The pay scale and other lingering issues related to the coronavirus pandemic are also leading some lifeguards to leave the city’s employment. Patrick Labay, who worked as a guard since 2015 and served as a facility manager at Deep Eddy, left his role in late May. Labay said he has always worked multiple jobs and said he got tired of the work conditions at the pools.

“The scheduling became completely unable to accommodate the flexibility that I needed, so I couldn't get shifts dropped. When I was sick, I felt that I had to come in because there was no one else to cover,” Labay said. “We're all starting to figure out what we're willing to pay for, for what we're willing to get. That's something that the city has to figure out.”

'This is a priority'

City Council members Fuentes and Vela both said the vacancies in aquatics and other city departments are more complicated than simply low wages, but said they think raising pay will help.
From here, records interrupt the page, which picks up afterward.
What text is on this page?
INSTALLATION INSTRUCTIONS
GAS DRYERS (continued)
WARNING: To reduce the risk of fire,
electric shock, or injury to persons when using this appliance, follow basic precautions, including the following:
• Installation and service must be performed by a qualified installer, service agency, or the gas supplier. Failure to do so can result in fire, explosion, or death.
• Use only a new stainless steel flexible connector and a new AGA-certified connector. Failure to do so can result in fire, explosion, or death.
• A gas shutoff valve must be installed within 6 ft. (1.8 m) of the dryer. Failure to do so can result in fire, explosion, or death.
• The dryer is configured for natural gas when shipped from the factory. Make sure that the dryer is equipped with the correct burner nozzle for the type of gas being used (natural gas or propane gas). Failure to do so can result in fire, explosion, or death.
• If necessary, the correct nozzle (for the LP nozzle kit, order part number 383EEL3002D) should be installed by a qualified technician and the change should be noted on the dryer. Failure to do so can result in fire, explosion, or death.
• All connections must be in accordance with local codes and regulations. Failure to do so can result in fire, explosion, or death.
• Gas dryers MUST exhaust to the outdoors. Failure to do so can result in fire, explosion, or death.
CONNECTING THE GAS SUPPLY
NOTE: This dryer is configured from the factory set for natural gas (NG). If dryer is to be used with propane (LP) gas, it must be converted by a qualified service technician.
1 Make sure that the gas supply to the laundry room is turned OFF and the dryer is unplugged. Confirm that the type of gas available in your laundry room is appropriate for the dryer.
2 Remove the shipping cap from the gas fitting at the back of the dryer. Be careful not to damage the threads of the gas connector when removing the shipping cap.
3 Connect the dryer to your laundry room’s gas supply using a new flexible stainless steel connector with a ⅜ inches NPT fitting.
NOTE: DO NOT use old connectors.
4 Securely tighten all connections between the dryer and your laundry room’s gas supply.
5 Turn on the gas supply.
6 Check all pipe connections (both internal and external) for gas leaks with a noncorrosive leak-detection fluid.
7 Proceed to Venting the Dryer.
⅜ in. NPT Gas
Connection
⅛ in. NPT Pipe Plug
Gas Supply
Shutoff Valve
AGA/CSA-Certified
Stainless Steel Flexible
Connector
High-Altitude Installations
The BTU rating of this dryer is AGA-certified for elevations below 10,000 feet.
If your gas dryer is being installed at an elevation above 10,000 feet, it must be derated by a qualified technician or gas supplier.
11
Vela also said he supports many of the lifeguards’ requests, including providing full-time benefits to those who work year-round. 

“This is a priority because by addressing our lifeguard shortage, we're also addressing the other growing pains that our city is facing,” Fuentes said.

Vela said it’s important to get this right, both for city staff and for the residents who expect to be able to use city-owned aquatic facilities, especially as temperatures continue to rise.

“Austin has this beautiful collection of swimming pools, beautiful parks, and what's the point of having these amazing facilities, if we can’t open them?” he said. “When people want to go swimming on a hot summer day and their pool is closed because of a lifeguard shortage, that negatively impacts the city. That hurts our relationship with our city or our citizens. We've got to provide the services that people have come to expect.”